The miniaturization of lasers has consistently raised an intrinsic challenge, high gain threshold. Compared with macroscopic lasers, micro and nano lasers associated with photonic resonances require active materials with larger material gain because radiative loss must be compensated over a shorter length. Especially, plasmonic nanolasers require higher optical gain due to metallic loss as well as radiative loss. These limitations lead the choice of optical gain materials to liquid and solid-state gain materials such as organic dyes, inorganic or organic semiconductor, and quantum dots or wells. However, in order to obtain higher and higher optical gain, advanced fabrication technique or extreme experiment environment such as epitaxial quantum dots and cryogenic temperature is required.
 

In our laboratory, we propose inverse-cavity structures for efficient micro and nano lasers.
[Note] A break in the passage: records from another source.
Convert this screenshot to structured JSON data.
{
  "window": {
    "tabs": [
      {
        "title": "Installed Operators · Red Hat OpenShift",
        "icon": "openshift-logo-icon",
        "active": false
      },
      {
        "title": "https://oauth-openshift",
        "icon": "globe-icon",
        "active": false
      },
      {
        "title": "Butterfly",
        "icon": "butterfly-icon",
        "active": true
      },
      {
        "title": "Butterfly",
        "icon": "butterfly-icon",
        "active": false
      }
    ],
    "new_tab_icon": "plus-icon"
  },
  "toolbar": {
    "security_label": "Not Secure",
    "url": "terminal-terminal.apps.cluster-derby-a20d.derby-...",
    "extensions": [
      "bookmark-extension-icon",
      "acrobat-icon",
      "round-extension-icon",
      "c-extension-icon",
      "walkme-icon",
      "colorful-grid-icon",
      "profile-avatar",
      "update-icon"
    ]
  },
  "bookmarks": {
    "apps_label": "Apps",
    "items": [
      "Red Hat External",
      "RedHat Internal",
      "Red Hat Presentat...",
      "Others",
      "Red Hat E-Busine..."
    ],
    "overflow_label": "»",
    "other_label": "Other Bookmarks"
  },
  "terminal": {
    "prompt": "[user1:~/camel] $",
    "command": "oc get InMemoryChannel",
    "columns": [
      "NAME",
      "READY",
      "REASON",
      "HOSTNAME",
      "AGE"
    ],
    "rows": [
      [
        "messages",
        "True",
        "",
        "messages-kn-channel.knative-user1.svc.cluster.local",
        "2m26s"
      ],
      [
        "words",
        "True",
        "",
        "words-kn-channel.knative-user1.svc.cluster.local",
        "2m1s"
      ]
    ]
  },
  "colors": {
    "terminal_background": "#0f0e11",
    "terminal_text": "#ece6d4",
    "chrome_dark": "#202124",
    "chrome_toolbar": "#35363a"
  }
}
In contrast to conventional laser cavities, inverse-cavity structures where optical gain is provided by a coherently amplified feedback mechanism instead of an intracavity gain medium require low lasing threshold as shrinking cavity dimensions (Figure 1). Using Finite elements method and rigorous coupled wave analysis, we have numerically demonstrated the inverse-cavity laser structures for photonic and plasmonic devices and far lower lasing threshold of inverse-cavity structures than conventional laser cavity structures. We are also considering non-periodic inverse-cavity structures to realize laser beam engineering application and single plasmonic nano lasers with ultra-low lasing threshold (Figure 2).